Subsequently, further research concentrated on understanding the underlying molecular cause(s) and epigenetic regulation of mantling. It was also known that in Mantled oil palms, staminodes and stamens of pistillate and functional flowers develop respectively as pseudocarpels (Morcillo et al., 2006). In severe cases, the flowers are sterile with abortive fruits leading to lower yields. It was postulated that since homeotic modifications had taken place, it was highly likely that the B-function homeotic MADS box genes of the ABCDE model for flower organ identity (Murai, 2013) are involved.
Following the MADS box hypothesis, MADS-box containing genes from the oil palm were isolated (Alwee et al., 2006; Auyong, 2006) using the MADS box-directed profiling technique (van der Linden et al. 2002). This method allows the visualization of DNA polymorphisms in restriction sites at the MADS box vicinity among normal, abnormal and reverted oil palms. Two markers, namely MM77 and MM78 (EP Patent Appl. No. 13162130.2) were identified and the latter was widely used for further validation although it was found not to fall in the class of MADS box genes. In the course of validating MM78 and from past experiences with other unrelated markers, it was confirmed that the functional use of these markers is genotype dependent. Therefore, they have little or no use when tested on clones from other genetic backgrounds. This has been the main point of contention in biomarker development for clonal fidelity of the oil palm.

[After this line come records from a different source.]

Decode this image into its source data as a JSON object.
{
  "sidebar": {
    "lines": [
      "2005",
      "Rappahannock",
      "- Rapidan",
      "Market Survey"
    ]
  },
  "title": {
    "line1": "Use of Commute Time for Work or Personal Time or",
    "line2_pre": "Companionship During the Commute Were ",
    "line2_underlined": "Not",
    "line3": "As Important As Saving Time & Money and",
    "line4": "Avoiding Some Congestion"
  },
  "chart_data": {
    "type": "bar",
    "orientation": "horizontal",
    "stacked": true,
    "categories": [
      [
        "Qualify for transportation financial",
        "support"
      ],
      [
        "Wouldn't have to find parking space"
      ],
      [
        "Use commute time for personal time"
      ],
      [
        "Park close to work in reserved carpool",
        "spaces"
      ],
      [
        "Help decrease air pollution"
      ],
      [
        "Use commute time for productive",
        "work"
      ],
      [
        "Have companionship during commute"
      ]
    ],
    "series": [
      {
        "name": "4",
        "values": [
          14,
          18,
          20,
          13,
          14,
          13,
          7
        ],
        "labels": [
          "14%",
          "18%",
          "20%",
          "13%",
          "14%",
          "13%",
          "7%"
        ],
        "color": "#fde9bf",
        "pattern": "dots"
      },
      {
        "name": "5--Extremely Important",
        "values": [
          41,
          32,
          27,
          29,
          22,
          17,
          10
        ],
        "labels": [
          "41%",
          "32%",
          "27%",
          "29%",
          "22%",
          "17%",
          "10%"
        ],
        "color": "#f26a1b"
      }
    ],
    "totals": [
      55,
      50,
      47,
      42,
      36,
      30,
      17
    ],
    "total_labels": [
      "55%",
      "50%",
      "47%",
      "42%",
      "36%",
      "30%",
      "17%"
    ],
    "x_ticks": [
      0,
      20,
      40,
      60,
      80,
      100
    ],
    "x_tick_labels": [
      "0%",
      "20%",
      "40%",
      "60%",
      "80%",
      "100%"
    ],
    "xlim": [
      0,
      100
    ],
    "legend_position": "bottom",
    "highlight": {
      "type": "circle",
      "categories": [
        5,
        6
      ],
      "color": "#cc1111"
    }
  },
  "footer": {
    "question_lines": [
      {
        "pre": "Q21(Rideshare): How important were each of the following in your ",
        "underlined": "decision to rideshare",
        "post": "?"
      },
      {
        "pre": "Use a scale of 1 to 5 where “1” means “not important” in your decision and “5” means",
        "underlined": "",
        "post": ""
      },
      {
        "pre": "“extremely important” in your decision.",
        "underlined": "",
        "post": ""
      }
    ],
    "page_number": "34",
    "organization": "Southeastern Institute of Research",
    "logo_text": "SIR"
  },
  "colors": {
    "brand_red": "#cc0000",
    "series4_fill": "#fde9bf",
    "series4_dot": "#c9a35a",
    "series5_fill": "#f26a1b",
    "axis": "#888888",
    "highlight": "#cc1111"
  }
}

Previous studies have found an overall decrease in DNA methylation in mantled palms relative to ortets and normal ramets (Jaligot et al. 2000; Matthes et al. 2001; Jaligot et al. 2002; Jaligot et al. 2004). These results are similar to observations in Arabidopsis and other plant cell cultures, in which transposable elements (TEs) are hypomethylated and expressed (Tanurdzic et al. 2008; Miguel et al. 2011; Castilho et al. 2000; Kubis et al. 2003). In addition to TEs, somaclonal regenerants in rice and maize undergo extensive gene and promoter hypomethylation (Stroud et al. 2013; Stelpflug et al. 2014), which might also contribute to somaclonal variation in oil palm and other crops. The homeotic transformations observed in mantled palms resemble defects in B-function MADS box genes, suggesting that retroelements within one or more MADS box genes, or the MADS box genes themselves are candidates for epigenetic modification (Adam et al. 2005). However, decades of research into DNA methylation changes in candidate retroelements (Castilho et al. 2000; Kubis et al. 2003; Jaligot et al. 2014) and candidate homeotic genes (Syed Alwee et al. 2006; Adam et al. 2007; Jaligot et al. 2014) have yet to identify epigenetic changes that are consistently found in somaclonal mantled palms. And indeed, recent studies of rice and Arabidopsis plants regenerated from tissue culture implicate genetic rather than epigenetic mechanisms as being responsible for somaclonal variation (Jiang et al. 2011; Miyao et al. 2012.